The heart-cut mechanism directed individual IEX peaks into the second dimension for on-line desalting and subsequent RP-MS analysis.
Deconvoluted masses of infliximab variants were determined as 148 511 Da (Lys0), 148 640 Da (Lys+1), and 148 767 Da (Lys+2), confirming the addition of one and two lysine residues (~128 Da each) and consistent glycosylation profiles across variants.
The two-valve configuration allowed independent control of flow paths for efficient salt removal and seamless elution to MS.
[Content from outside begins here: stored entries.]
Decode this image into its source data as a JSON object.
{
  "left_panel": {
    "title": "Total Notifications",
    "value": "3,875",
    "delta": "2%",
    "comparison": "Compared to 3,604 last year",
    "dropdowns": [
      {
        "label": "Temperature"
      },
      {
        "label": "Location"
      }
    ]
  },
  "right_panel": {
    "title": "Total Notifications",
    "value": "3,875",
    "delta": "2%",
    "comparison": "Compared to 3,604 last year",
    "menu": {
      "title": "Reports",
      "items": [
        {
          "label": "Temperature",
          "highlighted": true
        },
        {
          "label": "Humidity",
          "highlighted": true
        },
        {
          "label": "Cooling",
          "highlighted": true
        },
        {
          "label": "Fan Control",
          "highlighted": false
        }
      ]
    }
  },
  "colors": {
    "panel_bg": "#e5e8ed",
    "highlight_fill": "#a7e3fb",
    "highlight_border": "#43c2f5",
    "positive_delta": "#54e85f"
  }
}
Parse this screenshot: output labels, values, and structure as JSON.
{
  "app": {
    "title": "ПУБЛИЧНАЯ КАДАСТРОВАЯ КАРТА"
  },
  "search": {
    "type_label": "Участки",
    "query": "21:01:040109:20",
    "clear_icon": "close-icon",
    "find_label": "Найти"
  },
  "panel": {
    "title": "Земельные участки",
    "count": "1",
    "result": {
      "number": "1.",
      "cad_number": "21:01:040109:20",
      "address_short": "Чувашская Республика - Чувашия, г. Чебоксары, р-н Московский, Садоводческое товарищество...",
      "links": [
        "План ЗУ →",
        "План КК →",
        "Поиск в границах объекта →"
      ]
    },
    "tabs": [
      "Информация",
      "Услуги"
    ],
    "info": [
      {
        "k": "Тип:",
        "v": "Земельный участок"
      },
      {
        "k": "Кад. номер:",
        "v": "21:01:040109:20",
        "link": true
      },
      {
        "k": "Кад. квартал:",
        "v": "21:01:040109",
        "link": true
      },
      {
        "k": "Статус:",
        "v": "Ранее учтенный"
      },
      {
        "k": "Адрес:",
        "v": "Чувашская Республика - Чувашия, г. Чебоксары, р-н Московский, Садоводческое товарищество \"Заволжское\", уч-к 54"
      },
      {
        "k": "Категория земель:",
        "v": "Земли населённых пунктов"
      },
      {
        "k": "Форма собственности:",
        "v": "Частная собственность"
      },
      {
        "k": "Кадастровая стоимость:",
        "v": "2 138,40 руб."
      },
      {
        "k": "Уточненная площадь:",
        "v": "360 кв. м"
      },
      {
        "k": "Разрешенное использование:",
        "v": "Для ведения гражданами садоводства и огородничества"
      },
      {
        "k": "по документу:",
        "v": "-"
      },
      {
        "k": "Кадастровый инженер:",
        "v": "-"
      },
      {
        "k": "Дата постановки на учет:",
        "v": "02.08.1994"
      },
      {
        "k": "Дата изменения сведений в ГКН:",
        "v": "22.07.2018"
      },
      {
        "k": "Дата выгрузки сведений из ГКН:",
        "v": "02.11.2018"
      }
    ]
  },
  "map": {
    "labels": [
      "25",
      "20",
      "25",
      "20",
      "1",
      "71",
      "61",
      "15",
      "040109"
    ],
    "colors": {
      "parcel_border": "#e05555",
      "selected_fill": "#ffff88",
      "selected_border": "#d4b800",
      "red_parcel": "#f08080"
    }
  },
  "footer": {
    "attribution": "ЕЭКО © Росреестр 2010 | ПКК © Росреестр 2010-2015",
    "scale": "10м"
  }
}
Benefits and Practical Applications

• Enhanced productivity through automated heart-cut fractionation and on-line desalting
• Improved reproducibility and reduced manual buffer preparation using Auto•Blend Plus
• Orthogonal separation and detection on-line for comprehensive charge variant profiling
• Applicability to high-throughput QA/QC of therapeutic proteins during development and manufacturing

Future Trends and Potential Applications

Expansion of 2D UPLC/MS workflows for broader biotherapeutic formats such as ADCs and fusion proteins.
Integration with advanced MS technologies for increased sensitivity and resolution.
Greater automation and data integration with laboratory information management systems for real-time process monitoring and control.

Conclusion

The ACQUITY UPLC H-Class Bio System with 2D Technology delivers a robust, automated platform for interfacing IEX with ESI-MS, enabling efficient, high-throughput characterization of monoclonal antibody charge variants without offline desalting.

References

1. Cheng et al. Biotechnology and Bioengineering 2008, 100(6): 1132–1143.
2. Brorson and Jia. Current Opinion in Biotechnology 2014, 30: 140–146.
3. Nechansky et al. Journal of Chromatography B 2007, 852(1–2): 250–256.
4. Barnes and Lim. Mass Spectrometry Reviews 2007, 26(3): 370–388.
5. Annesley. Clinical Chemistry 2003, 49(7): 1041–1044.